In oral address in support of this ground, the applicant also contended that ss 7(1)(c) and 13 were constitutionally invalid because they had the effect of requiring the Court to create "new offences". The applicant referred to a speech by Lord Simon of Glaisdale in Director of Public Prosecutions v Withers [1975] AC 842 at 863 (which was referred to by Heydon J in PGA v The Queen (2012) 245 CLR 355; [2012] HCA 21 at [141]). Lord Simon said that it was an "undoubted [principle] of law" that "it is not open to the courts nowadays either to create new offences or so to widen existing offences as to make punishable conduct of a type hitherto not subject to punishment". That principle is not to be doubted. However, the applicant failed to establish how the principle has any application to the relevant provisions of the CDPV Act. Those provisions do not require a court to create any new offence. Rather, the provisions are to be applied in their own terms. The applicant's contention that a court cannot decide what "conduct" causes a reasonable apprehension of injury to a person etc. as referred to in s 7(1)(c) is untenable. That provision is a definitional provision which a court is required to apply in its own terms to the particular circumstances of any case in which it is alleged that the person has committed an offence under s 13. The applicant's argument was not assisted by his reference to s 428B of the Crimes Act. As the Court pointed out, that provision deals with the very different topic of intoxication.
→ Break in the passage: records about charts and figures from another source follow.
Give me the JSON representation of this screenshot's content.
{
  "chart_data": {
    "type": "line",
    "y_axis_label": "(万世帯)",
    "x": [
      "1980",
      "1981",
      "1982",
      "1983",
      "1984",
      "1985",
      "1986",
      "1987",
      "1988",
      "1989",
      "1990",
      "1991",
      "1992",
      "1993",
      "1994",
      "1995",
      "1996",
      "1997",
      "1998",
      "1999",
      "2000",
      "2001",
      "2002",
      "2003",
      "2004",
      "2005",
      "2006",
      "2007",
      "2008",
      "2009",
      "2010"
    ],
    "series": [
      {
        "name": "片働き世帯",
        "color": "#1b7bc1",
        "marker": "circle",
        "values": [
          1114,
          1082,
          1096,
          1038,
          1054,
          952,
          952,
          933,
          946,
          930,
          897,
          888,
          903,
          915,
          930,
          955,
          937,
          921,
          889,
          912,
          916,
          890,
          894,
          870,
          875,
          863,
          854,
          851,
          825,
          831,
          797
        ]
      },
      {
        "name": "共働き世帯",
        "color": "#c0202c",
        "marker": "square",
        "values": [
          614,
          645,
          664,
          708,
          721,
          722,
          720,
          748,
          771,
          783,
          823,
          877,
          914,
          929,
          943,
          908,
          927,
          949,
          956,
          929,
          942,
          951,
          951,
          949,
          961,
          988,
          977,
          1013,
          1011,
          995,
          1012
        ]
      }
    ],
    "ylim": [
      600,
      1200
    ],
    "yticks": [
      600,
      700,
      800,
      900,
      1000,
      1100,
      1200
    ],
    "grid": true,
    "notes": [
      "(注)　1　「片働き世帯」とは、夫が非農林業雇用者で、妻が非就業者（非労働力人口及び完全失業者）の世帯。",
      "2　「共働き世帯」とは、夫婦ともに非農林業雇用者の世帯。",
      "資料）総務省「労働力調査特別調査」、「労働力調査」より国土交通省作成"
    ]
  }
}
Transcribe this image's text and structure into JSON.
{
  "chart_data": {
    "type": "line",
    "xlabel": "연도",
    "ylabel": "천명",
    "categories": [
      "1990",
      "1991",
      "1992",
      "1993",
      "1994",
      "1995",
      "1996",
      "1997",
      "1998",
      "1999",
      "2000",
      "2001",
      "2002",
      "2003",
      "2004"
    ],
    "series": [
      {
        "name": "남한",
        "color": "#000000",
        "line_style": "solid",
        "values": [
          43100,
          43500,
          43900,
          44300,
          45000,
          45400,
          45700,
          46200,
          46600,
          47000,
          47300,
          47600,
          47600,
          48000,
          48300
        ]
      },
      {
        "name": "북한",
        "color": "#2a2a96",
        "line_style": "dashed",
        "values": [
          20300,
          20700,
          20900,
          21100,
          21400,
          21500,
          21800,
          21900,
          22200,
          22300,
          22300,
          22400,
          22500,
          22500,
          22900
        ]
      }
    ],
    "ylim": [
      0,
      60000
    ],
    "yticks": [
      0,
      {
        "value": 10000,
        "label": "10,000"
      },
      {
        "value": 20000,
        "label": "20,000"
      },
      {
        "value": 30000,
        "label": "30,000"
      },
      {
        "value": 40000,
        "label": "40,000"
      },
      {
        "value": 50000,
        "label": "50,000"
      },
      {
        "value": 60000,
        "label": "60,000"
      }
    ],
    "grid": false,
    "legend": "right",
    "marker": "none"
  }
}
I do not understand the applicant to have raised any claim of actual bias. In any event, any such claim would be entirely baseless and would be difficult to reconcile with the great lengths to which Button J went in seeking to understand the applicant's case (see, for example, at PJ[49]).
Ground 12 criticises the District Court and Local Court judgments on the basis that they "did not show the pathway to conviction as the evidence was dealt [with] in branches". As the first respondent correctly pointed out, this could not amount to jurisdictional error on the part of Button J (as opposed to the District or Local Courts). In any event, the applicant has not identified any Australian authority in support of the proposition that dealing with evidence "in branches" involves any error of law, whether jurisdictional or not.